Sure, this observation is not a definitive proof, it is more along the evidential lines.
There is also a class of deciders that can decide for an infinitely large class, which cannot be decided computationally, yet is not complete. I'd say humans most likely fall in this class, since they far exceed anything we can do with the best algorithms we've dreamed up, yet also cannot solve everything.
Of course, you can always say there is a yet undiscovered algorithm to fill the gap between state of the art and human performance, but at some point that hypothesis is less well supported by the evidence than the uncomputable mind hypothesis, and I'd say we are well past that point.
Humans exceed our current computers in the same way that a large asteroid impact exceeds our current nuclear weaponry. It's a matter of scale, not of kind.
If we track the capability of computation machines from binary adders through old-school chess AI, expert systems and robotics, to the neural networks playing Go, chess, Starcraft, DOTA, we see an ever expanding sphere of ability and influence - often exceeding what humans predicted was impossible for computers.
> Of course, you can always say there is a yet undiscovered algorithm to fill the gap between state of the art and human performance
This implies a kind of asymptotic approach towards human intelligence, that it's something we keep trying to approach but will never reach.
But beyond "filling the gap" I believe computers have the potential to shoot past us in ability. And if they do, I think it's going to be a pretty shocking experience, because I think the rate of increase in intelligence at that point is going to be bigger than we expect - there's no reason to believe the exact level of intelligence is a special border, objectively speaking.
To claim that the evidence so far supports the uncomputable mind hypothesis seems to me like if we had managed to build tiny motors which had been getting bigger and better each year, and then claiming that we would never be able to beat an elephant in strength because no motor up to that point had yet been able to do so. Yes, our metaphorical motors are still tiny, and yes, it takes other extra pieces of engineering beyond motors to actually push down a tree, and indeed it's possible we will perhaps never build a big enough machine. But to take each larger motor as somehow being evidence AGAINST us ever getting to that point is a strange viewpoint.

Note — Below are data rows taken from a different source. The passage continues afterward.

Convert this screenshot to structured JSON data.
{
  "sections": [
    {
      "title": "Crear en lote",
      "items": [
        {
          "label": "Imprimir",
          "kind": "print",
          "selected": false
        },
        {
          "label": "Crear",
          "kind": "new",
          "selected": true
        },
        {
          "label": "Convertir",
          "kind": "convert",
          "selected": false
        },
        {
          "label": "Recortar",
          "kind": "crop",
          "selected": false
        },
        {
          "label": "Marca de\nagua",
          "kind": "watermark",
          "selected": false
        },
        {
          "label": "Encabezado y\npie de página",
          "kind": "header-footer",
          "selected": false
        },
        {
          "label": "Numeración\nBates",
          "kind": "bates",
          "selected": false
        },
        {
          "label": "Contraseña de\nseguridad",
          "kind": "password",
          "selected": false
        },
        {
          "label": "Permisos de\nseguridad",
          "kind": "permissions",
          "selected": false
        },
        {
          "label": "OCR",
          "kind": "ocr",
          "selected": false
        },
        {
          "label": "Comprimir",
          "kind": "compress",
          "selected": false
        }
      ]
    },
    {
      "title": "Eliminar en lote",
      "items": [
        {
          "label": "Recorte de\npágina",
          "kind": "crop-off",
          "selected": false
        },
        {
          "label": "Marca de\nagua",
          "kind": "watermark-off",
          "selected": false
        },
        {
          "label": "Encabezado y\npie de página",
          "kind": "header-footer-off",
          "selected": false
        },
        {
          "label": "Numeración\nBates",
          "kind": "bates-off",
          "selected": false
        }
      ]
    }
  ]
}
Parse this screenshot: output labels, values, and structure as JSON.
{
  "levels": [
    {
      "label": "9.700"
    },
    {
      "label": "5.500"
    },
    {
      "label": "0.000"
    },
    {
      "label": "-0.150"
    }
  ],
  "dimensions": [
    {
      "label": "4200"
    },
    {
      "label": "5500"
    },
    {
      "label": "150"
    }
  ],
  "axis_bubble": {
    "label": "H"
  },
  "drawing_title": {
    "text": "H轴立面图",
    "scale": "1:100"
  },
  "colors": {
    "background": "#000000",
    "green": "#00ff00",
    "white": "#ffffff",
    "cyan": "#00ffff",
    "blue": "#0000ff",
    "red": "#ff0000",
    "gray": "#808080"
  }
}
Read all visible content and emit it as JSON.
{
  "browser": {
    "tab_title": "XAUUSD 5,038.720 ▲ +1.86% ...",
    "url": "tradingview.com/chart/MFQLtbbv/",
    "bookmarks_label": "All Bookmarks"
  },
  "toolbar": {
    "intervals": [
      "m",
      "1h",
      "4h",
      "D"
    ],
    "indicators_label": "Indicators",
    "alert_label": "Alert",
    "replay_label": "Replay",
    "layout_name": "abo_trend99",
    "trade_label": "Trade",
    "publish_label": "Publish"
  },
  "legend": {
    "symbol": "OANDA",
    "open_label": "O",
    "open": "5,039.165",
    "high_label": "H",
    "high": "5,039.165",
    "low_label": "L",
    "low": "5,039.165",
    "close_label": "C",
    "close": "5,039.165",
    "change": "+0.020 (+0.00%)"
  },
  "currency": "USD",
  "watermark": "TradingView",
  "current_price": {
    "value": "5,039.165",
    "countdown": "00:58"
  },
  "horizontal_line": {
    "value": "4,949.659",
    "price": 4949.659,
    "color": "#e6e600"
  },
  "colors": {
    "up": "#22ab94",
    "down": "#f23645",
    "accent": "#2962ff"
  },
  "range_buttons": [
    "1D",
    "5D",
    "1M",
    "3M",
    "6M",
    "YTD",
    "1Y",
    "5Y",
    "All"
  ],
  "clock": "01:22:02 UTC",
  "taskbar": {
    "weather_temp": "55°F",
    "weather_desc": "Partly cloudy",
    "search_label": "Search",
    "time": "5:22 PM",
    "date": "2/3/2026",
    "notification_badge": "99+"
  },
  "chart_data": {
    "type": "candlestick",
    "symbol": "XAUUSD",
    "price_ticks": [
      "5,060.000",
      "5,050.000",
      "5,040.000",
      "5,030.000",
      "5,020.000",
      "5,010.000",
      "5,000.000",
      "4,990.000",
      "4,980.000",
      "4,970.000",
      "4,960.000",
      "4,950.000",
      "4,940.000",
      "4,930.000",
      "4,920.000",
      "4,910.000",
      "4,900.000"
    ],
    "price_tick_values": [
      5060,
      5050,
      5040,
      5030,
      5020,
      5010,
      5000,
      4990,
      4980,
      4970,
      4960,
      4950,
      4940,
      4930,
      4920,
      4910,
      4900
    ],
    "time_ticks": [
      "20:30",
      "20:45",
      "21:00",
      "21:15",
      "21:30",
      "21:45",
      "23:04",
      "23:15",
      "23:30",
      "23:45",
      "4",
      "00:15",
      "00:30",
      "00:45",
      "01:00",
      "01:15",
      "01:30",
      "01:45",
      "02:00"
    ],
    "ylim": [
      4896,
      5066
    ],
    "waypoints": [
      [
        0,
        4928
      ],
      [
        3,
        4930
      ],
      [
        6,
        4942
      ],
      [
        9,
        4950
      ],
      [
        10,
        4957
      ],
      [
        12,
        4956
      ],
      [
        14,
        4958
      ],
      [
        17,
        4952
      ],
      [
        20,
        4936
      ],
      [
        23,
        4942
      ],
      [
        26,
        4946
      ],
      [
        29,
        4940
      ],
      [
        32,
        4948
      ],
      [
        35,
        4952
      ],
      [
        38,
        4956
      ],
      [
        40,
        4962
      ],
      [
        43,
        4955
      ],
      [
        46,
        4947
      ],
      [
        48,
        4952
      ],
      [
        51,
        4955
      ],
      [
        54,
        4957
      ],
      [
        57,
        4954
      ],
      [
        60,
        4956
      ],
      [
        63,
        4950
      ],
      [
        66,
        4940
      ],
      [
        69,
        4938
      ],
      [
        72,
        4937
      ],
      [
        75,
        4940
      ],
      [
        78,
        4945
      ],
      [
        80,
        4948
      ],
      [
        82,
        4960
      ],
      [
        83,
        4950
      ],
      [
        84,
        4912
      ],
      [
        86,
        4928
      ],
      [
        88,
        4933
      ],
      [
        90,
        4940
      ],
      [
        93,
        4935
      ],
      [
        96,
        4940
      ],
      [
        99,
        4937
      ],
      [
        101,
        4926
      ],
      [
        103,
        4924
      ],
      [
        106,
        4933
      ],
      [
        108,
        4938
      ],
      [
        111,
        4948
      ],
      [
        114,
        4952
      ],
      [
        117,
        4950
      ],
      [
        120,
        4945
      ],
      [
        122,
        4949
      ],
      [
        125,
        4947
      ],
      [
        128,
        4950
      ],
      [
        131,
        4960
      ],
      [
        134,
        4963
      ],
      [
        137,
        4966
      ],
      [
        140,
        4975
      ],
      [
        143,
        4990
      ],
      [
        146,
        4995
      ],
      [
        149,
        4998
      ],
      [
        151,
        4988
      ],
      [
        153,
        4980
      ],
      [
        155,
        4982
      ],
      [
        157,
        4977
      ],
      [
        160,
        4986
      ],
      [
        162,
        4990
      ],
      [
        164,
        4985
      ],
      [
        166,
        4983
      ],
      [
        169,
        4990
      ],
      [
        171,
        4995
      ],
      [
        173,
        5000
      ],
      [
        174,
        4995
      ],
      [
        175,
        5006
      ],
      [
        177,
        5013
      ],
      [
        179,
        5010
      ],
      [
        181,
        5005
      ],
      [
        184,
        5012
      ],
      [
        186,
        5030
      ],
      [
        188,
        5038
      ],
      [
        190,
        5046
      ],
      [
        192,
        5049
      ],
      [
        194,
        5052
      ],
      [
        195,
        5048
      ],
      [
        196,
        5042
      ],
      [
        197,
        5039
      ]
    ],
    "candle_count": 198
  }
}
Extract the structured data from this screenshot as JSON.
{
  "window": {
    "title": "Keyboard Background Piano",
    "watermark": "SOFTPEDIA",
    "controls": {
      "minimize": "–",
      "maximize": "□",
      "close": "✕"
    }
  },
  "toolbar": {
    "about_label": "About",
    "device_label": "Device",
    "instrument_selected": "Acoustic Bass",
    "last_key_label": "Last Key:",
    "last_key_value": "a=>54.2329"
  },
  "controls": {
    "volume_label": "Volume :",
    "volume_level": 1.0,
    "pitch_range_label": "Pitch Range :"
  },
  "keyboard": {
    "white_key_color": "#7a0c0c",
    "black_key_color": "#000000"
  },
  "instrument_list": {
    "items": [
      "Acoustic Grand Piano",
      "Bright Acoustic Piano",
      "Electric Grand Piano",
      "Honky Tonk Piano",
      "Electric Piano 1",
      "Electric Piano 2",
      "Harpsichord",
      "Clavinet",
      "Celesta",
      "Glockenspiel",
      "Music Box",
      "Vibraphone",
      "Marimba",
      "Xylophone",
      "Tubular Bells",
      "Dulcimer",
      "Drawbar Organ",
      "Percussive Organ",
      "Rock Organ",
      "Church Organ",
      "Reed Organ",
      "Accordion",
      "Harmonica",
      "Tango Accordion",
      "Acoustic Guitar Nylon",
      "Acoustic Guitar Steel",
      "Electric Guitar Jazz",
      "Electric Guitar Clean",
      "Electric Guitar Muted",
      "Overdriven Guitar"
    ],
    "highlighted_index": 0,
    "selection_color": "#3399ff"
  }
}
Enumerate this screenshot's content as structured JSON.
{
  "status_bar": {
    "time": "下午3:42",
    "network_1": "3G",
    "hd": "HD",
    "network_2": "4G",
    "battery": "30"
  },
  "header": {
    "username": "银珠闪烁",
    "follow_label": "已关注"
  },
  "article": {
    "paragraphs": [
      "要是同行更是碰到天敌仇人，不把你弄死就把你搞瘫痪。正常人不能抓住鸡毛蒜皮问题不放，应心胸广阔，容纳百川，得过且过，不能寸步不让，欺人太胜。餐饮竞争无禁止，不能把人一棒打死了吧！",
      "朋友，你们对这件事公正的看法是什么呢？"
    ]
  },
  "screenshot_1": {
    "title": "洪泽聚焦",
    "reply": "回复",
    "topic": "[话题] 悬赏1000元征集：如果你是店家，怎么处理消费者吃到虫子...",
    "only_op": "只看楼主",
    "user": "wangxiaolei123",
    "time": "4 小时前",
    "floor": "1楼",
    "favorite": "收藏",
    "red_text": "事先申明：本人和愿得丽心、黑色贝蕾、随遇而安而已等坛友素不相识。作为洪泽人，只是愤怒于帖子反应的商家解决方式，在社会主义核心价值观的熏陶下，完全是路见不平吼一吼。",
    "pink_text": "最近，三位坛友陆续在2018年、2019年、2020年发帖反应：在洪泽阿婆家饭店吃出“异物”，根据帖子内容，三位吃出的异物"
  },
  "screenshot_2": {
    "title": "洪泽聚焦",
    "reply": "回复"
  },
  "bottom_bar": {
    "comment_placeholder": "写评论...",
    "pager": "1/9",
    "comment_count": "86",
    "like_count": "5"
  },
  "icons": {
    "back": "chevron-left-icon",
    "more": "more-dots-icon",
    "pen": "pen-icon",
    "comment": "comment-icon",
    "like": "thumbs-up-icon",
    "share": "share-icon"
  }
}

I don't see why you believe this. From my perspective, all the recent gains in AI abilities is purely due to faster hardware. But, due to the combinatorics of search spaces, exponential speed increase only gets you linear AI improvements. So, we'll rapidly hit peak AI in the near future, falling way short of even emulating human abilities.
As it is, compare the amount of processing, space and energy humans have to expend to perform equivalent tasks to computers, and there is no comparison. Computers are extraordinary orders of magnitude inferior to human performance. The only reason there is the appearance of parity is because we are not looking at the back end of what it takes computers to accomplish these tasks.
It is like we flipped a coin to create the works of Shakespeare, and waited the many eons necessary for just the right sequence to occur. We then say a coin is just as capable as Shakespeare, but that's only because we've ignored how much effort it took to flip the coin vs how much effort it took Shakespeare.
So, I'm not arguing our motors will not become bigger. I'm arguing that as our motors become bigger, the returns are diminishing exponentially, much more rapidly than can get us to true human parity.
There is also a class of deciders that can decide for an infinitely large class, which cannot be decided computationally, yet is not complete. I'd say humans most likely fall in this class, since they far exceed anything we can do with the best algorithms we've dreamed up, yet also cannot solve everything.
Of course, you can always say there is a yet undiscovered algorithm to fill the gap between state of the art and human performance, but at some point that hypothesis is less well supported by the evidence than the uncomputable mind hypothesis, and I'd say we are well past that point.